One of the great Victorian Orientalist poems, Ozymandias, was penned by Percy Bysshe Shelley almost two centuries ago in 1818. Substitute the name “Hosni Mubarakias” and experience the déjà vu that is Egypt, and indeed the entire world.

I met a traveler from an antique land
Who said: “Two vast and trunkless legs of stone
Stand in the desert… Near them, on the sand,
Half sunk a shattered visage lies, whose frown,
And wrinkled lip, and sneer of cold command,
Tell that its sculptor well those passions read
Which yet survive, stamped on these lifeless things,
The hand that mocked them and the heart that fed;
And on the pedestal these words appear:
My name is Ozymandius, King of Kings,
Look on my works, ye Mighty, and despair!
Nothing beside remains. Round the decay
Of that colossal wreck, boundless and bare
The lone and level sands stretch far away.”
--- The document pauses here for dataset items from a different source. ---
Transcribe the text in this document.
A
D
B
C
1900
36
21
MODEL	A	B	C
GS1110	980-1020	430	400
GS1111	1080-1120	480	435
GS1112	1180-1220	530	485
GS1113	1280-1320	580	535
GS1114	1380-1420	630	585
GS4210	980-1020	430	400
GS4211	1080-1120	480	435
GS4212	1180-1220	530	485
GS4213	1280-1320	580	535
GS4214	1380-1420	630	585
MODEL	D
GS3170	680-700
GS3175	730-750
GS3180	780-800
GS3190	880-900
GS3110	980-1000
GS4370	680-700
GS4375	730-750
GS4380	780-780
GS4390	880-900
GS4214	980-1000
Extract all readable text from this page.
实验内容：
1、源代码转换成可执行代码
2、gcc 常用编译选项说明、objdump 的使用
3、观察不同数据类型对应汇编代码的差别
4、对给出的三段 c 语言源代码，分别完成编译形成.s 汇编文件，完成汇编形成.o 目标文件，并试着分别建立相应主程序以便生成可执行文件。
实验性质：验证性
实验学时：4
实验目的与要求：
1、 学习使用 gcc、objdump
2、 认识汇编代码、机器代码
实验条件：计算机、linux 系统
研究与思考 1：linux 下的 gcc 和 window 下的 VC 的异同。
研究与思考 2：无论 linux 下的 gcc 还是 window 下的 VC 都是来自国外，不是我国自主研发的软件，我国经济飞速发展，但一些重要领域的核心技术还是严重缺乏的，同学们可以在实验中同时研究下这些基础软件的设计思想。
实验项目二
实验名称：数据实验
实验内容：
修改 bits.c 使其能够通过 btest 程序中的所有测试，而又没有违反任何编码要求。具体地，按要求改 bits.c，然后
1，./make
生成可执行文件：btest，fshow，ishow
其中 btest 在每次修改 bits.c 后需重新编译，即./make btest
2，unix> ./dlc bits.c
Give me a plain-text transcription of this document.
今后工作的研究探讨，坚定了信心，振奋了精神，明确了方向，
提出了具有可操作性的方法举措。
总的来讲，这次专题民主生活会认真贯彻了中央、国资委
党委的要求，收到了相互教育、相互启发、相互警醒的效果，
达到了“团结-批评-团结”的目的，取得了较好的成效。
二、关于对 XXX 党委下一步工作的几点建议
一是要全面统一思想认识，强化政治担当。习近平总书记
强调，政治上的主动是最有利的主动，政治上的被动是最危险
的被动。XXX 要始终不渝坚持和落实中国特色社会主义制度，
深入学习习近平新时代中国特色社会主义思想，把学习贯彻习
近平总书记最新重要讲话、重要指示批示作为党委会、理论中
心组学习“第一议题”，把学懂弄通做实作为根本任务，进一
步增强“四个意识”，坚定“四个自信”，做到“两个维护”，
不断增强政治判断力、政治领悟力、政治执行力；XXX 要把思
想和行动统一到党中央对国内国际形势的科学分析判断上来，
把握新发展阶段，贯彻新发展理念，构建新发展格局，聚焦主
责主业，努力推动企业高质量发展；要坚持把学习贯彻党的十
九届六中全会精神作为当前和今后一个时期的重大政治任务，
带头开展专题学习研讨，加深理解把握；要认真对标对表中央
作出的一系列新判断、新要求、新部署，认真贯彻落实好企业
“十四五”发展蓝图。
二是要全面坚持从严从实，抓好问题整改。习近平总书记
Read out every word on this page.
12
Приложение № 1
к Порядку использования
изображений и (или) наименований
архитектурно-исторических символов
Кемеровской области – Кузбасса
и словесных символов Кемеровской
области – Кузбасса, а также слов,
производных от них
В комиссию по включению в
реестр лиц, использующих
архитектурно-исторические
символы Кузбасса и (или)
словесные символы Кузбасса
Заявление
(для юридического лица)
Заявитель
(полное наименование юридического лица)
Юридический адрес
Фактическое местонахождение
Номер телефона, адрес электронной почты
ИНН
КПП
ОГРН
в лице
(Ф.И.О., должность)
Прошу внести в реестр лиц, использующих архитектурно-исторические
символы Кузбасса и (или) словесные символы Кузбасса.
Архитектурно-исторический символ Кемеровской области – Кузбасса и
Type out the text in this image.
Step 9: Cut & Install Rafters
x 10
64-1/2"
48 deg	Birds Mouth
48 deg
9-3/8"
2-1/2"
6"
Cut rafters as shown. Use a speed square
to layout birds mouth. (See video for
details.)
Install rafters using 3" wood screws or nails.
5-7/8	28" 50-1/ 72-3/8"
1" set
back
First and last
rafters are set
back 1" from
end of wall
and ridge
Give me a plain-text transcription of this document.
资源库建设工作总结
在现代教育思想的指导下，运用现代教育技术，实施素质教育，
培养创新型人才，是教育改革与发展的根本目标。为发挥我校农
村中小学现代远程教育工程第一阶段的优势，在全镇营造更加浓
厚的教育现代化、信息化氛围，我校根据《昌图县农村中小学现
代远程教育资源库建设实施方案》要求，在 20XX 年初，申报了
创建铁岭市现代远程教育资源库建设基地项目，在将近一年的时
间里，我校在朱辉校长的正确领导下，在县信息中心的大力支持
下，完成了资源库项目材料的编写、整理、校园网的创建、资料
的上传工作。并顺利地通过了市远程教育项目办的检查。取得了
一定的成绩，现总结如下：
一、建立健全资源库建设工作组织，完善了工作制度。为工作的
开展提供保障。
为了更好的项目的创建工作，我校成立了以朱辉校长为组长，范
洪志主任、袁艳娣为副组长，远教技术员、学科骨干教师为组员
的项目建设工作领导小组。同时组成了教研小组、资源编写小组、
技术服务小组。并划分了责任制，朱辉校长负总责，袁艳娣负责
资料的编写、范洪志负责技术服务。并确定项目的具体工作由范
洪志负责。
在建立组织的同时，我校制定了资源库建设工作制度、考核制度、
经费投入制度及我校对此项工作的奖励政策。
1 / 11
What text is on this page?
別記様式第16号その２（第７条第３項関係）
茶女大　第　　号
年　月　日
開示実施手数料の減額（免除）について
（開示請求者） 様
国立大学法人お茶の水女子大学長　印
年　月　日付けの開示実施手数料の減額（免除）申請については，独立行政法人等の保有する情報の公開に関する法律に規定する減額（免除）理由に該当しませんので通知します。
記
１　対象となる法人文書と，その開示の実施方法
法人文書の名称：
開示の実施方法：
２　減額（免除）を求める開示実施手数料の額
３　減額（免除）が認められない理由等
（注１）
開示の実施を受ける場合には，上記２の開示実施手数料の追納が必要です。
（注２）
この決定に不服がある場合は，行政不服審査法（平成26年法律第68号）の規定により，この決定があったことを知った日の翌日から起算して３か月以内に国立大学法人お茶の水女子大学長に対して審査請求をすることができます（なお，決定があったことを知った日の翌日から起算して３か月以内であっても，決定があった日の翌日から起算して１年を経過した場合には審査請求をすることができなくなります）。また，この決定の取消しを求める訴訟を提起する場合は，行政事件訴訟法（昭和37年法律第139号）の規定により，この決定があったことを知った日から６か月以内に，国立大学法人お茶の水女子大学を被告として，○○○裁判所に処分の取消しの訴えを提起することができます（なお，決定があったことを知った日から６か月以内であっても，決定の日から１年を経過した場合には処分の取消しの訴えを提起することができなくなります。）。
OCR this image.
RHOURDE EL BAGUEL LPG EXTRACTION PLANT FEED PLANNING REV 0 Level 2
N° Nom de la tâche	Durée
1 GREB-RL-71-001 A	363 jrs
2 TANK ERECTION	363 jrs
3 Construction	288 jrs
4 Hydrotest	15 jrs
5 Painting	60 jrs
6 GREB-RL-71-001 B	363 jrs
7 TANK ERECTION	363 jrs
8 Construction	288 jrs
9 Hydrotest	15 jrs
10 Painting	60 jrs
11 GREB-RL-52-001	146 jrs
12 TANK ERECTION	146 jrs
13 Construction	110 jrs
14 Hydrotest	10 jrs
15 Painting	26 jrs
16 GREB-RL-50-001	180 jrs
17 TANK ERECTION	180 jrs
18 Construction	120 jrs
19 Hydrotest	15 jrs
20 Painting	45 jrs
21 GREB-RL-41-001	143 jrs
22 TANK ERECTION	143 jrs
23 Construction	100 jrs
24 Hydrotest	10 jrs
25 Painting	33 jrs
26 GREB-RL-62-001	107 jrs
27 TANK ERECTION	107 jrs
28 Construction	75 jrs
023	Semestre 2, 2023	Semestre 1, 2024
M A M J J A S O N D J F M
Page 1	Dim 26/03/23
The memories of past kings and pharaohs are not sacred, as looters were able to enter the Cairo Museum and damage some of the objects there. Looting is as old as the pyramids. Such was the fate with most of the pharaohs’ well concealed (and conceited) wealth for the afterlife. Now the objects preserved in the museum are also in danger.

Egypt will survive the fall of its latest pharaoh, but right now the sneer of cold command is once again sinking in the sand.